Applications using two-phase locking cannot scale well


Last Updated on Feb 26, 2021

Though two-phase locking is a widely used algorithm for serializability in databases, the reason it hasn't been used extensively is performance. Transaction throughput and response times are significantly worse under two-phase lacking than under weak isolation.

There is a performance hit because of two reasons:

  • Overhead of acquiring and releasing locks (more frequently than when using Explicit Locks)
  • Reduced concurrency because of transactions waiting for other inflight transactions to complete

These issues can cause widely varying response times, even for OLTP applications that keep transactions short.

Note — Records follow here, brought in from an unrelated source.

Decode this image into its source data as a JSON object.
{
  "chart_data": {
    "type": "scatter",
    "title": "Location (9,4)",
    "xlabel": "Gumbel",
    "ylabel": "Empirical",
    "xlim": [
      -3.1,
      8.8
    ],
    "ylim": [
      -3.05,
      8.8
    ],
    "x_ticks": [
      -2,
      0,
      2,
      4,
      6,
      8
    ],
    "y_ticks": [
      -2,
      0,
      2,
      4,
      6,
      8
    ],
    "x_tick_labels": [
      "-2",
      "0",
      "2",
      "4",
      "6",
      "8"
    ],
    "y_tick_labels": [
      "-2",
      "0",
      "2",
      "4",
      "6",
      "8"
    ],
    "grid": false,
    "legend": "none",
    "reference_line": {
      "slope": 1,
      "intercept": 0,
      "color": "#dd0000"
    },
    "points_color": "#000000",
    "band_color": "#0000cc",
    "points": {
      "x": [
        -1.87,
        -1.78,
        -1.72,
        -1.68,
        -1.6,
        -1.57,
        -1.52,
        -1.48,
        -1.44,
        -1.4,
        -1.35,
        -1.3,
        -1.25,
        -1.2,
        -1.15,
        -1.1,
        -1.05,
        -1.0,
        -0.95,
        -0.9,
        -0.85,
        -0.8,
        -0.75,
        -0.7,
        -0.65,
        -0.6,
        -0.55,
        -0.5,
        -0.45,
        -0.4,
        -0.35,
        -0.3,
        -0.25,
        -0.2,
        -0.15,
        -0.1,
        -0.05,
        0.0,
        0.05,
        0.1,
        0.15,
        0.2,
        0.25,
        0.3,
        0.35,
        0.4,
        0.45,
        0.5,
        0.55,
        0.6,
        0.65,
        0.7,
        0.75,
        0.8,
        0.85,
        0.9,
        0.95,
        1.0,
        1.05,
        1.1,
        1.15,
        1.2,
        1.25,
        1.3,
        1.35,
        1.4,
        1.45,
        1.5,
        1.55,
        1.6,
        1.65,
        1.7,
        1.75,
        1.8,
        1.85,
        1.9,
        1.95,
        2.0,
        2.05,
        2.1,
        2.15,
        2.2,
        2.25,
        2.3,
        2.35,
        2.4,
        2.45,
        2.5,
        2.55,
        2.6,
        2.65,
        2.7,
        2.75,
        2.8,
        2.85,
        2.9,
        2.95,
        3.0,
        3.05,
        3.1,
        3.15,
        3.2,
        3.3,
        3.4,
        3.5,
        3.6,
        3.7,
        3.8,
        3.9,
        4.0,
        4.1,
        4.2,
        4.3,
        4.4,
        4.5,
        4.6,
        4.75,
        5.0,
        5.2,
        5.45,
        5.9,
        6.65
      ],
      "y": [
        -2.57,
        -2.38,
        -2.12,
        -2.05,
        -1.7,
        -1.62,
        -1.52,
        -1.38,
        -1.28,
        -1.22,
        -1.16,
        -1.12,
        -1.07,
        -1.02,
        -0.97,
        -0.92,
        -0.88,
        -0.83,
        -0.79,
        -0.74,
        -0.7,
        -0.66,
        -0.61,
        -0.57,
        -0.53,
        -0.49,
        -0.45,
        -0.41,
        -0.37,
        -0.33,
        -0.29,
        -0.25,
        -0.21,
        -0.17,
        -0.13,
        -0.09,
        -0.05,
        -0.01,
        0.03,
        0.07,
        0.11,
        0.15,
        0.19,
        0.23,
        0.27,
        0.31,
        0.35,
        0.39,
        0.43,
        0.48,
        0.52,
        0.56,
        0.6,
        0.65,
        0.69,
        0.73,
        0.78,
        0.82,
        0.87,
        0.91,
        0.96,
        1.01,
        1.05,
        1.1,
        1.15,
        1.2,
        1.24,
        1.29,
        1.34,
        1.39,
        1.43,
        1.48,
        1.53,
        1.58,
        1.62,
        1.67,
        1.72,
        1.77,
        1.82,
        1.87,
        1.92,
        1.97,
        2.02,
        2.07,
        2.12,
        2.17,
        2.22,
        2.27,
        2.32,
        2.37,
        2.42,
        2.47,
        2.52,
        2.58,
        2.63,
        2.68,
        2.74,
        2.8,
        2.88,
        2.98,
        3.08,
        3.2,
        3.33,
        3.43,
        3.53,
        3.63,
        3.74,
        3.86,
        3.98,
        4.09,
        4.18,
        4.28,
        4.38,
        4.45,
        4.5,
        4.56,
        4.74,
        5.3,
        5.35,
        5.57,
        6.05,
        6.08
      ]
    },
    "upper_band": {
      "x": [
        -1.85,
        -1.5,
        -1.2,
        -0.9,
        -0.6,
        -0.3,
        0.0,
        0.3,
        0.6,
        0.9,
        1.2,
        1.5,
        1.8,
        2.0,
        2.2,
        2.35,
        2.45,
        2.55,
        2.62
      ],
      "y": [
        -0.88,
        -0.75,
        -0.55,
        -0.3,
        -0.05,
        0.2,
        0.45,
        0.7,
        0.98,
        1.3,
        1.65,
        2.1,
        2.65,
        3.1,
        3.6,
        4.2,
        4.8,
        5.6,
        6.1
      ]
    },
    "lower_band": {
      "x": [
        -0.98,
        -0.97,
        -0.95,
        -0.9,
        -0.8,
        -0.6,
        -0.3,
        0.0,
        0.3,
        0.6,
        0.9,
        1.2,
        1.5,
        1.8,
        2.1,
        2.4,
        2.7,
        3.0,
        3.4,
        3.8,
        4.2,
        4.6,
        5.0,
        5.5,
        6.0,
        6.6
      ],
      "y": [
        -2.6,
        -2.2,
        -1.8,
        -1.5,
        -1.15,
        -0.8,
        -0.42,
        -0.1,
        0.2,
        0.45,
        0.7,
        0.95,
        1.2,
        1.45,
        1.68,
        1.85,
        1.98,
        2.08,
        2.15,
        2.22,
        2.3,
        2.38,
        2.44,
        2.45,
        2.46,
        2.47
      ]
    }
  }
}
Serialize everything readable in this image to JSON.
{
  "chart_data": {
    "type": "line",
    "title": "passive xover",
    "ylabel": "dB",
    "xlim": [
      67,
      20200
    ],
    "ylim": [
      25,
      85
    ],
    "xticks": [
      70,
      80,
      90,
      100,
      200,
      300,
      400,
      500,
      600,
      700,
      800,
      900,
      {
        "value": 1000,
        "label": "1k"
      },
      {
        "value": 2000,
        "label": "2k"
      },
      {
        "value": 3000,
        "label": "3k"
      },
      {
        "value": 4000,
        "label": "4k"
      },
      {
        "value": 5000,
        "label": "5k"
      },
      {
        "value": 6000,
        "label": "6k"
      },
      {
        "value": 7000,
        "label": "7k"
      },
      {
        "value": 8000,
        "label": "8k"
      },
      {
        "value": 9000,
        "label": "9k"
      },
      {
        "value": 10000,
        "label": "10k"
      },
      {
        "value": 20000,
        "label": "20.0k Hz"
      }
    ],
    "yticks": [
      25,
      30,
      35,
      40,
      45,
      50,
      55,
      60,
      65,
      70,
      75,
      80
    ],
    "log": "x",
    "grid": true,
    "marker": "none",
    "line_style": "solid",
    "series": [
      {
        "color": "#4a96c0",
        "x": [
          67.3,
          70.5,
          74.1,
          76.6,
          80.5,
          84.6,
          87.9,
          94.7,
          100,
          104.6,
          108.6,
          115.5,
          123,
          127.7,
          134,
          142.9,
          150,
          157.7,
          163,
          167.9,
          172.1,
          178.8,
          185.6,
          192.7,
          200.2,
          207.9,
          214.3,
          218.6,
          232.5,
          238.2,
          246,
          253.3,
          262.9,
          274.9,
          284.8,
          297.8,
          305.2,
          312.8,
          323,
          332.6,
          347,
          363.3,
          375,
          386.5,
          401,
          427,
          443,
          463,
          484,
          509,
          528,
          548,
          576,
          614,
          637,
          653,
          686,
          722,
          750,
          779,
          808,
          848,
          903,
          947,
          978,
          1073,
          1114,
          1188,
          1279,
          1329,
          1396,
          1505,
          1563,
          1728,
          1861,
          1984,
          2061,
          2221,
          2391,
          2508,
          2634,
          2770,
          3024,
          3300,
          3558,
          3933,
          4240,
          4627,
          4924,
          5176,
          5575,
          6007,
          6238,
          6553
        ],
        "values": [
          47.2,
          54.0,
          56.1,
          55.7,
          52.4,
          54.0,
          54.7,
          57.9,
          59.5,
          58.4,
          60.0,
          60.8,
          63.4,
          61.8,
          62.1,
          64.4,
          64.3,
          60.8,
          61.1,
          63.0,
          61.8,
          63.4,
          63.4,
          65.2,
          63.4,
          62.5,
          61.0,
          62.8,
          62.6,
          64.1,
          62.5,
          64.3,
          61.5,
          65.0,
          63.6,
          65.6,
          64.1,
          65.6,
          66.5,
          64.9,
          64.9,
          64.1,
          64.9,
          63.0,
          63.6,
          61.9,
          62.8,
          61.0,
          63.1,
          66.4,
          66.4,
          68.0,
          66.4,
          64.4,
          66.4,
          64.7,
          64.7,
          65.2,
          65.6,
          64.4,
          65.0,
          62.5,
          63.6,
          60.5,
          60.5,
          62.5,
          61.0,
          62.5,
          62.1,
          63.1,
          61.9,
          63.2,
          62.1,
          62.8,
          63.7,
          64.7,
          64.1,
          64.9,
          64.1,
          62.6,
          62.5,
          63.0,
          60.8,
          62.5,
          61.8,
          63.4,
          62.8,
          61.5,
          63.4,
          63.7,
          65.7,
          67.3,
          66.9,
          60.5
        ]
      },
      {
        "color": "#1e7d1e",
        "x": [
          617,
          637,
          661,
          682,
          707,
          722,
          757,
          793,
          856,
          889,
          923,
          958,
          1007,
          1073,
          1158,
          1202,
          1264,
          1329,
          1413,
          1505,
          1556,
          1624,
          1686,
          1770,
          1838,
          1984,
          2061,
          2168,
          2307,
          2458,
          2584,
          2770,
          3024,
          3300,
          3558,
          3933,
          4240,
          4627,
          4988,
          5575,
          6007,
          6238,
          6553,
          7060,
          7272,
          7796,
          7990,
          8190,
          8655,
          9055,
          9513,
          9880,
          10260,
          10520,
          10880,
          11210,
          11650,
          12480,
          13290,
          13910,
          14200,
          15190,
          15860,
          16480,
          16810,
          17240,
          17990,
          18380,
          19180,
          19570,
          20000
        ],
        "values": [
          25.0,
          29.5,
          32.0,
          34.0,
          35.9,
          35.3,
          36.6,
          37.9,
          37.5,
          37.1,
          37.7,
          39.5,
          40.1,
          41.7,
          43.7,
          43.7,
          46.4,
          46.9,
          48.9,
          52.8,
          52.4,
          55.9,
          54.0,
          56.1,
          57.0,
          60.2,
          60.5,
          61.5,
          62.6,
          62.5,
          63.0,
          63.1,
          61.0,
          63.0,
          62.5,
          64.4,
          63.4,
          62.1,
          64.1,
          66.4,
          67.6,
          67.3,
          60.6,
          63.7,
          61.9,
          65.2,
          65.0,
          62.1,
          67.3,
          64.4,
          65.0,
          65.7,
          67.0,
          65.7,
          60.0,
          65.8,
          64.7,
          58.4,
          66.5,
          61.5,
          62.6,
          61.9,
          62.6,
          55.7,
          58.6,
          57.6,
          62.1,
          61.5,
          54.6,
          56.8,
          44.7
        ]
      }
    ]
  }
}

A single transaction waiting in queue for access may, in turn, block all other transactions waiting to access the same object, resulting in a line-up. Even when applications and databases have reasonable defaults for aborting long-running transactions, the time limit is untenable for real-time applications.

Databases perform significantly worse under heavy load when there is high contention for object access. Deadlocks can occur more frequently under 2PL serializable isolation, depending on data access patterns. So one slow transaction that accesses a lot of data and acquires many locks may bring the entire system down. Plus, transactions that are aborted need to be retried again, adding to the load of the database.

These concerns make 2PL impracticable for most applications, which are data-intensive or service a high number of concurrent users.